Negli ultimi vent’anni inoltre hanno espanso il proprio areale verso nord, arrivando fino alle acque della Groenlandia, delle isole Svalbard e dell’Islanda. Non si sa bene perché sia successo: potrebbe dipendere dal riscaldamento globale, dall’aumento del numero degli esemplari, o da vari fattori insieme.
In ogni caso le nuove abitudini degli sgombri stanno creando delle dispute internazionali, e potrebbero crearne sempre di più, perché ora anche l’Islanda vuole la sua parte nel sistema di quote di pescato stabilite tra i paesi del Nord Europa, come è stato spiegato in un articolo nell'Atlantic.

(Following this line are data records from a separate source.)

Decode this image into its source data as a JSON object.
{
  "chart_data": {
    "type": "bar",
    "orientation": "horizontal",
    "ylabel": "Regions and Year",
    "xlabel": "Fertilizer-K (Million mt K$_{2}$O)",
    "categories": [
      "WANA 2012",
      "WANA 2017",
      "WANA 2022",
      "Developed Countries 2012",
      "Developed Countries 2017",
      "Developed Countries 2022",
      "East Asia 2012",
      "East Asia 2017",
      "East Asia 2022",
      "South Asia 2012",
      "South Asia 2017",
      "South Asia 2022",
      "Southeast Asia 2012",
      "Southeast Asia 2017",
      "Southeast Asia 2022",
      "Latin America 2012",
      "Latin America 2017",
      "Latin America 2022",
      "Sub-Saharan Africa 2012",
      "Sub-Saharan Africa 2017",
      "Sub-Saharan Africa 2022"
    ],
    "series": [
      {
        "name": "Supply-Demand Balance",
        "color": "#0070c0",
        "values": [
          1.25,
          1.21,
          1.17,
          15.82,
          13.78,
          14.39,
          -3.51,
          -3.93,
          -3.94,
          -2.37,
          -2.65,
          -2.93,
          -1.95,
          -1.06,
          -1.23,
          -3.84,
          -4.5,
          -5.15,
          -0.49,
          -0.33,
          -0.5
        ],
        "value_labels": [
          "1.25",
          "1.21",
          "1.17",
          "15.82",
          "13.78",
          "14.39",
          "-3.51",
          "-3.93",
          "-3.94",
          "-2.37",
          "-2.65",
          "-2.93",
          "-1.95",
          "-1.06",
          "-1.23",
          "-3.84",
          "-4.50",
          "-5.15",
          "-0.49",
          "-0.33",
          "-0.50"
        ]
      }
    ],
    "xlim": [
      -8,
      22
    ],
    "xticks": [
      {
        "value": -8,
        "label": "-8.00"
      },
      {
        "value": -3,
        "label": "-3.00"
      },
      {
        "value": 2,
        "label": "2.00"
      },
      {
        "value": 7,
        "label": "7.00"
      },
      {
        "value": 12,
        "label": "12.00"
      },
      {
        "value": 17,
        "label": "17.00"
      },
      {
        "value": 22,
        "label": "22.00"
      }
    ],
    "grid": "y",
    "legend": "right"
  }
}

Fin dalla fine dell’Ottocento i paesi che si affacciano sul mare del Nord e sull’oceano Atlantico cercano di mettersi d’accordo su quanto e quale pesce può pescare ciascuno di loro. Nel 1902 fu fondato il Consiglio internazionale per l’esplorazione del mare (ICES), un’organizzazione scientifica con sede a Copenaghen che oggi ha 20 paesi membri e, per ciascuna specie pescata commercialmente, stima ogni anno le quantità che si possono pescare senza portare all’estinzione delle popolazioni. A partire dalle stime dell’ICES, i paesi che per ragioni geografiche o storiche pescano certe specie di pesci si mettono d’accordo su come ripartirsi le quote. Questo almeno in teoria: da più di 10 anni, cioè da quando gli sgombri hanno cambiato le loro rotte migratorie, i paesi del Nord Europa che li pescano non riescono a trovare un compromesso.